Tu veux savoir où se joue vraiment la partie IA en 2026 ? Pas dans les labos de San Francisco, pas dans les bureaux de Sam Altman. C’est dans le no man’s land électrique de Virginie que ça se passe. NextEra et Dominion viennent d’annoncer une fusion à 420 milliards de dollars, la plus grosse de l’histoire du secteur énergétique américain, et tout le monde regarde ailleurs. Grave erreur.
Data center alley, le nouveau Klondike
Ce qu’ils appellent « Data center alley », c’est le corridor de 150 kilomètres qui traverse la Virginie du Nord. C’est chaud parce que là-bas, 70% du trafic Internet mondial transite par des data centers. Et avec la course à l’IA, les besoins électriques explosent. Les hyperscalers — Google, Microsoft, Amazon — se battent pour connecter leurs nouvelles fermes de GPU au réseau. Problème : le réseau est saturé, les transformateurs électriques s’arrachent, et les délais d’attente pour un raccordement frôlent les 4 ans.
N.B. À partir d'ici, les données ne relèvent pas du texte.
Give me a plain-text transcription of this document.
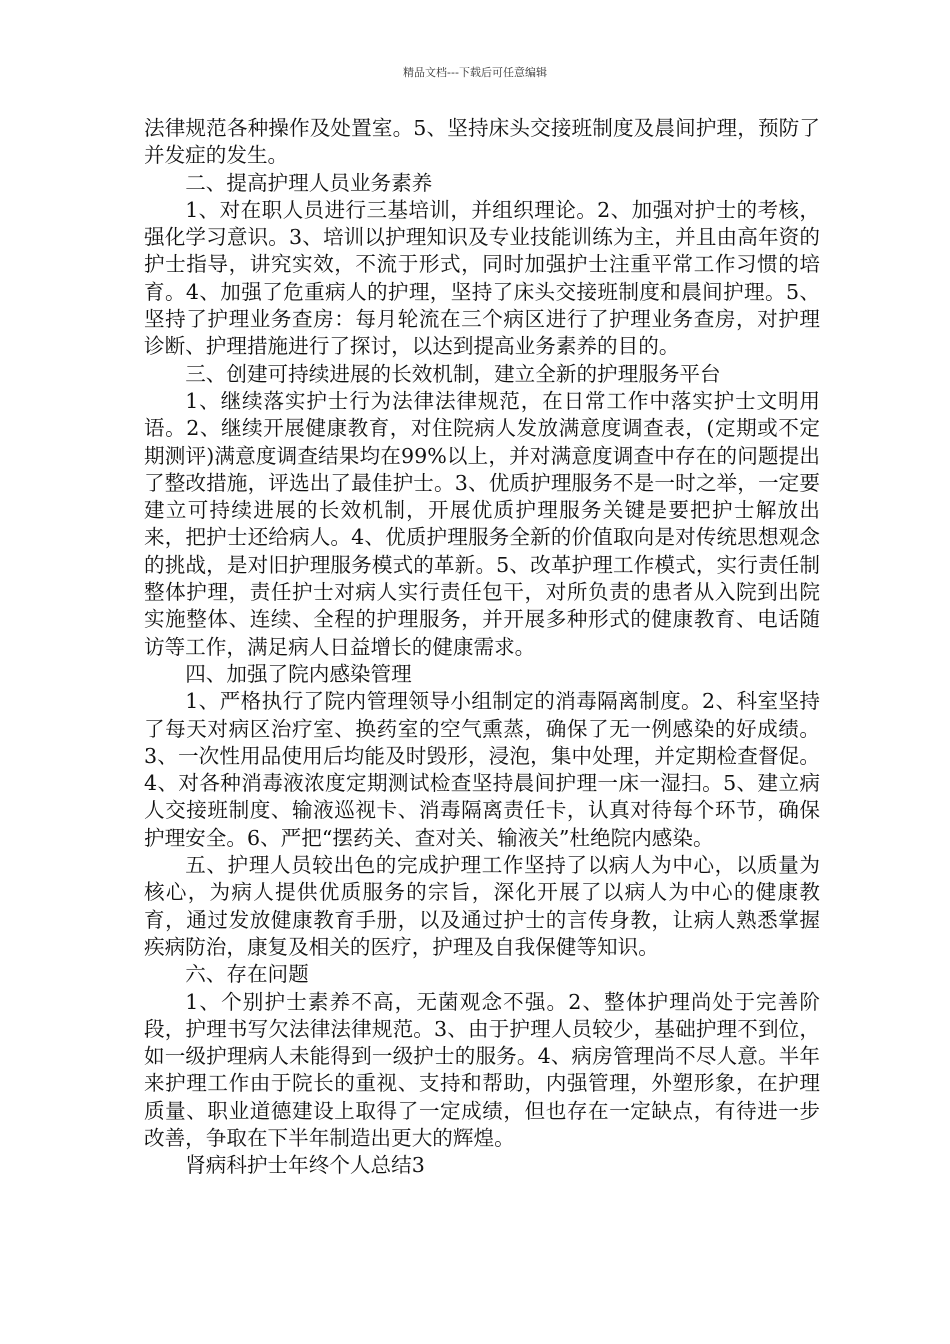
精品文档---下载后可任意编辑

法律规范各种操作及处置室。5、坚持床头交接班制度及晨间护理，预防了并发症的发生。

二、提高护理人员业务素养

1、对在职人员进行三基培训，并组织理论。2、加强对护士的考核，强化学习意识。3、培训以护理知识及专业技能训练为主，并且由高年资的护士指导，讲究实效，不流于形式，同时加强护士注重平常工作习惯的培育。4、加强了危重病人的护理，坚持了床头交接班制度和晨间护理。5、坚持了护理业务查房：每月轮流在三个病区进行了护理业务查房，对护理诊断、护理措施进行了探讨，以达到提高业务素养的目的。

三、创建可持续进展的长效机制，建立全新的护理服务平台

1、继续落实护士行为法律法律规范，在日常工作中落实护士文明用语。2、继续开展健康教育，对住院病人发放满意度调查表，(定期或不定期测评)满意度调查结果均在99%以上，并对满意度调查中存在的问题提出了整改措施，评选出了最佳护士。3、优质护理服务不是一时之举，一定要建立可持续进展的长效机制，开展优质护理服务关键是要把护士解放出来，把护士还给病人。4、优质护理服务全新的价值取向是对传统思想观念的挑战，是对旧护理服务模式的革新。5、改革护理工作模式，实行责任制整体护理，责任护士对病人实行责任包干，对所负责的患者从入院到出院实施整体、连续、全程的护理服务，并开展多种形式的健康教育、电话随访等工作，满足病人日益增长的健康需求。

四、加强了院内感染管理

1、严格执行了院内管理领导小组制定的消毒隔离制度。2、科室坚持了每天对病区治疗室、换药室的空气熏蒸，确保了无一例感染的好成绩。3、一次性用品使用后均能及时毁形，浸泡，集中处理，并定期检查督促。4、对各种消毒液浓度定期测试检查坚持晨间护理一床一湿扫。5、建立病人交接班制度、输液巡视卡、消毒隔离责任卡，认真对待每个环节，确保护理安全。6、严把“摆药关、查对关、输液关”杜绝院内感染。

五、护理人员较出色的完成护理工作坚持了以病人为中心，以质量为核心，为病人提供优质服务的宗旨，深化开展了以病人为中心的健康教育，通过发放健康教育手册，以及通过护士的言传身教，让病人熟悉掌握疾病防治，康复及相关的医疗，护理及自我保健等知识。

六、存在问题

1、个别护士素养不高，无菌观念不强。2、整体护理尚处于完善阶段，护理书写欠法律法律规范。3、由于护理人员较少，基础护理不到位，如一级护理病人未能得到一级护士的服务。4、病房管理尚不尽人意。半年来护理工作由于院长的重视、支持和帮助，内强管理，外塑形象，在护理质量、职业道德建设上取得了一定成绩，但也存在一定缺点，有待进一步改善，争取在下半年制造出更大的辉煌。

肾病科护士年终个人总结3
NextEra, c’est LE champion des renouvelables aux States, avec un portefeuille massif de solaire et d’éolien. Dominion, c’est le monopole historique de la distribution en Virginie. Ensemble, ils contrôlent l’accès à « data center alley », du câble basse tension jusqu’à la centrale nucléaire. Le deal est valorisé à 420 milliards dette incluse, avec une part en cash de 67 milliards selon Fortune. Le nouveau groupe devient le plus gros utility du monde, devant l’allemand E.ON.
Pourquoi c’est un tournant
Jusque-là, les géants tech payaient le prix fort pour sécuriser leur approvisionnement, en signant des PPAs (contrats d’achat d’électricité) à des tarifs parfois délirants. Là, NextEra-Dominion devient un interlocuteur unique capable de proposer des offres packagées : le terrain, le raccordement, l’électricité verte, le tout à une échelle qui fait baisser les coûts. « C’est un changement de donne pour l’industrie », explique un analyste cité par le Financial Times. « Les data centers vont pouvoir négocier en gros, comme on achète des sièges en avion. »
Le hic, c’est que ça sent le monopole qui va fixer ses prix. Les régulateurs fédéraux et de l’État de Virginie vont devoir se pencher sur le dossier, et ça promet une bataille juridique de tous les diables. Les critics montent déjà au créneau : « NextEra va avoir un couteau sous la gorge de tout le secteur tech », prévient un consultant du FT. Et les petits fournisseurs d’électricité locale risquent de se faire écraser.
Ce que ça dit de l’IA en 2026
L’IA a toujours été une histoire de compute et de talent. Maintenant, c’est une histoire d’électricité et d’infrastructure. Chaque requête sur un modèle de génération de texte coûte 10 fois plus d’énergie qu’une recherche Google classique. Avec des centaines de millions d’utilisateurs, la facture est astronomique. Cette fusion montre que les acteurs énergétiques ont compris que l’IA n’est pas une mode passagère : c’est un gouffre énergétique structurel.
En 2026, le nerf de la guerre n’est plus dans les data centers, mais dans les lignes à haute tension. NextEra-Dominion mise sur l’électrification massive et l’essor des renouvelables pour répondre à la demande. Mais le prix à payer, c’est une concentration du pouvoir entre les mains d’un seul opérateur. Si tu pensais que les GAFAM étaient trop puissants, attends de voir ce qui arrive quand les utilities commencent à fusionner.
Verdict
Cette fusion, c’est le signe que l’IA est devenue une affaire d’infrastructures lourdes, pas juste de code. NextEra-Dominion mise sur le fait que l’explosion de la demande énergétique va durer 20 ans, et ils veulent être les seuls à pouvoir y répondre. C’est un pari énorme, à 420 milliards. Si ça marche, ils deviennent les rois du pétrole de l’ère IA. Si ça foire (régulation, rupture technologique, bulle qui pète), c’est la plus grosse déconfiture du siècle.
Moi, je suis pas devin. Mais je sais une chose : les prochains mois vont être électriques — dans tous les sens du terme.